Bei der Kontrolle durch die Zollbehörden wurde jedoch festgestellt, dass die Proben keine schädlichen Substanzen enthielten. Aufgrund dessen wurde die Ware durch den Zoll abweichend, nämlich in die Unterposition 1517 90 91 eingereiht. Kapitel 1517 umfasst:

„[…] genießbare Mischungen und Zubereitungen von tierischen oder pflanzlichen Fetten und Ölen […]“

Entscheidung

Der EuGH stellte fest, dass es für die Einstufung der Pflanzenölmischung als „ungenießbar“ und deren Einreihung in die Unterposition 1518 00 31 der KN nicht zwingend erforderlich ist, dass sie durch eine spezifische Maßnahme im Laufe ihres Herstellungsverfahrens auf unumkehrbare Weise für die Verwendung in Lebensmitteln ungeeignet gemacht wurde. Es reicht aus, dass sie von ihren objektiven Merkmalen und Eigenschaften sowie von dem daraus abgeleiteten Verwendungszweck her zu den ungenießbaren Mischungen gehört.

Angaben wie die des Herstellers der Pflanzenölmischung, wonach aufgrund des Herstellungsverfahrens das Vorliegen von für die menschliche Gesundheit schädlichen Stoffen nicht ausgeschlossen werden könne, stellen gerade einen Gesichtspunkt dar, der für den Nachweis geeignet ist, dass die fragliche Mischung nicht als „genießbar“ eingestuft werden kann. Diese Angaben werden durch die bloßen Ergebnisse einer Analyse von Stichproben, die keinen Nachweis für das Vorliegen schädlicher Stoffe erbracht haben, nicht automatisch in Frage gestellt, da ein solches Vorliegen in der fraglichen Pflanzenölmischung nicht sicher, sondern nur möglich ist.

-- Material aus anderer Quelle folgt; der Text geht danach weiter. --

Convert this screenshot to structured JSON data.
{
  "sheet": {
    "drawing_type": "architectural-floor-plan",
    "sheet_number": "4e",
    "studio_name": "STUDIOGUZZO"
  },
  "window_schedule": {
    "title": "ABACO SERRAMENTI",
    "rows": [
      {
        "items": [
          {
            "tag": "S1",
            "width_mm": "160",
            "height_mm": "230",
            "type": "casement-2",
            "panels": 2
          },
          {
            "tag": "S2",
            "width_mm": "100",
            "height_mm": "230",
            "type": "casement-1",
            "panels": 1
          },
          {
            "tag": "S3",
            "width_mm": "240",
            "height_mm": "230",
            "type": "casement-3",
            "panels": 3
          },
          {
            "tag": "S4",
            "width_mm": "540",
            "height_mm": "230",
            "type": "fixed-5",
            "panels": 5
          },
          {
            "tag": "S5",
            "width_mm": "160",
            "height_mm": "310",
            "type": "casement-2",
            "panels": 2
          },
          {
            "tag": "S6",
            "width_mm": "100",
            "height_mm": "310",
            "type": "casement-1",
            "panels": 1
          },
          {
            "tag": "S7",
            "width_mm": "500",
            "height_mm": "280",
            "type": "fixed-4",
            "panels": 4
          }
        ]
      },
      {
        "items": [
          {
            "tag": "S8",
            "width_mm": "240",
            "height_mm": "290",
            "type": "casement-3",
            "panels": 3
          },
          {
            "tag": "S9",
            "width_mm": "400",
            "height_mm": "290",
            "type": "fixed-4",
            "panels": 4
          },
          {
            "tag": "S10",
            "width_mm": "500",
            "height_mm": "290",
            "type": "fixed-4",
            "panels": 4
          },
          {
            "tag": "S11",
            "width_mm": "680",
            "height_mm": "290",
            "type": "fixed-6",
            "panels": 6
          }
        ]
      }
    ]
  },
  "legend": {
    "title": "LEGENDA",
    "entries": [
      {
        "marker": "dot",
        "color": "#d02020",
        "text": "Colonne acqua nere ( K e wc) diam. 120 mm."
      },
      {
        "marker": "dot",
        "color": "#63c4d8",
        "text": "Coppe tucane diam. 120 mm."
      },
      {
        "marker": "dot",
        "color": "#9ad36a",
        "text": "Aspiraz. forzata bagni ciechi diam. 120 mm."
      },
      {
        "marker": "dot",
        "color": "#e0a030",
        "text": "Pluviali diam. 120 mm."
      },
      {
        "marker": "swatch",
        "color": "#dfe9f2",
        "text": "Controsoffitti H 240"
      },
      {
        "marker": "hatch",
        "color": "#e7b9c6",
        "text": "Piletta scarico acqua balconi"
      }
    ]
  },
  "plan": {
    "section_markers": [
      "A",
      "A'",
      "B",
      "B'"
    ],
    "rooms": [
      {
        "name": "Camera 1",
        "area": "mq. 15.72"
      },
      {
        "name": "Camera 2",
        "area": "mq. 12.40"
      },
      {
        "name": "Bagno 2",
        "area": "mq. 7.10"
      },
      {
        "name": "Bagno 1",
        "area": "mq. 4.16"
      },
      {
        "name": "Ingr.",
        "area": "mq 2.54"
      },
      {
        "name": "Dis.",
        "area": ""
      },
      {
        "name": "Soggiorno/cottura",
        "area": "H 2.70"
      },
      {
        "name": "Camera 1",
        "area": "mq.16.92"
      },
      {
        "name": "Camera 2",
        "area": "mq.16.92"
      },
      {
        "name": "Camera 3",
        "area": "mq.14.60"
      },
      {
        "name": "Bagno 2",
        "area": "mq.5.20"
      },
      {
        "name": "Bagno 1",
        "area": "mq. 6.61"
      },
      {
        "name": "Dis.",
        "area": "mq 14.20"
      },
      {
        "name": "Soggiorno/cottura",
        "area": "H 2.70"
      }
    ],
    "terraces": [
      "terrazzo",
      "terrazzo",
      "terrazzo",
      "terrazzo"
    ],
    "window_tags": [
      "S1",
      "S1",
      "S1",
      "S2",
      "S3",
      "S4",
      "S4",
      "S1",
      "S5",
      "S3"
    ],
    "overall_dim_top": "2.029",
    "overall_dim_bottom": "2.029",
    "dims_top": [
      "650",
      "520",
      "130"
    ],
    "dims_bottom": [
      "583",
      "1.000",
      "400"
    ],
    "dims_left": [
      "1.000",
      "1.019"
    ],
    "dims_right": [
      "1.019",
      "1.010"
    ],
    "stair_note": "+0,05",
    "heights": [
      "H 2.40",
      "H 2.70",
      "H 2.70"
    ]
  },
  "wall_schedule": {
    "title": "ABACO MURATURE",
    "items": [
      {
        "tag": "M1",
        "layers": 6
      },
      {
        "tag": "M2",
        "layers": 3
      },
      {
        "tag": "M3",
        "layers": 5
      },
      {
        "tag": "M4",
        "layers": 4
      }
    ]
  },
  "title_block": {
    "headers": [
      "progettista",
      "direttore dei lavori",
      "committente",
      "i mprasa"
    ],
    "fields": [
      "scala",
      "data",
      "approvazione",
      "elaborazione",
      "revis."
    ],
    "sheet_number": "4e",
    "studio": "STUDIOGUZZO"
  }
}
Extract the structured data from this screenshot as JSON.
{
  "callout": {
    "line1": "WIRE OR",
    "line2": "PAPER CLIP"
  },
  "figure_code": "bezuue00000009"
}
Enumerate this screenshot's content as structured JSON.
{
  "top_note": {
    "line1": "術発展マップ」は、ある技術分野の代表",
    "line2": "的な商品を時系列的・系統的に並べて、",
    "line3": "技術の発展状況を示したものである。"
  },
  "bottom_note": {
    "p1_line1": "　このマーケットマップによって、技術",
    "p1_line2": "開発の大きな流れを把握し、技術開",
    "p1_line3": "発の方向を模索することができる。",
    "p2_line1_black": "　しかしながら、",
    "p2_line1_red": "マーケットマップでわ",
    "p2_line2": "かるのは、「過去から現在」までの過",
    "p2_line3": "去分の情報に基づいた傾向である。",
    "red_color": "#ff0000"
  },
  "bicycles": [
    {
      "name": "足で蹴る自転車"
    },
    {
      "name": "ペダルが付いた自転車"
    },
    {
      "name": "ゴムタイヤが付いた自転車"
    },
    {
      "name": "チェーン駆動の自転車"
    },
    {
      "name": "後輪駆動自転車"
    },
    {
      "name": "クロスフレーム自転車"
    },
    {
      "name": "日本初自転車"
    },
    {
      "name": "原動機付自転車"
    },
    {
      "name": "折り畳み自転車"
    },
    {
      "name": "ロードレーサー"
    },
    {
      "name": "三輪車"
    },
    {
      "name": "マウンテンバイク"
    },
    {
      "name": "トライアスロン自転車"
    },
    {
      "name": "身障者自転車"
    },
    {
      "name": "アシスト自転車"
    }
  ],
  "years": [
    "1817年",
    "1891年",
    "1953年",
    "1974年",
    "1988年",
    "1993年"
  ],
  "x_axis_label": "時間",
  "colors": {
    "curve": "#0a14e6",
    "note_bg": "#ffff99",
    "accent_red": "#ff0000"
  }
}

Sollten die Ergebnisse einer Analyse von Stichproben Zweifel an der Richtigkeit und Glaubhaftigkeit der Herstellerangaben aufkommen lassen, können die Zollbehörden zusätzliche Recherchen durchführen und vom Anmelder verlangen, ihnen andere Unterlagen als Nachweise vorzulegen, um die Richtigkeit der Herstellerangaben in der Anmeldung zu bestätigen oder zu widerlegen. Falls solche Anhaltspunkte und zusätzliche Nachweise nicht gegeben sind, kann sich die Zollbehörde nicht allein auf das Nichtvorliegen von schädlichen Stoffen in den von ihr entnommenen und analysierten Stichproben stützen, um die Pflanzenölmischung als „genießbar“ in die KN einzureihen.

Was bedeutet das für Sie?

Wenn beim Import von Waren mehrere Möglichkeiten der Einreihung in eine (Unter-)Position der KN in Betracht kommen, kann der beabsichtigte Verwendungszweck das entscheidende Kriterium für die korrekte Einreihung der Ware darstellen. Abweichende Stichprobenergebnisse durch den Zoll lassen die vorgesehene Verwendung als ein maßgebliches Kriterium der Einreihung nicht zwangsläufig ausscheiden. Stattdessen kann dann die Notwendigkeit bestehen, weitere Nachforschungen hinsichtlich der Richtigkeit der Herstellerangaben anzustellen.

Was sollten Sie tun?

Falls die oben beschriebene Problematik in Ihrem Unternehmen aufgetreten ist oder in Zukunft auftreten könnte, empfehlen wir Ihnen, bereits im Voraus Informationen bereitzuhalten, die im Konfliktfalle Ihren rechtlichen Standpunkt untermauern.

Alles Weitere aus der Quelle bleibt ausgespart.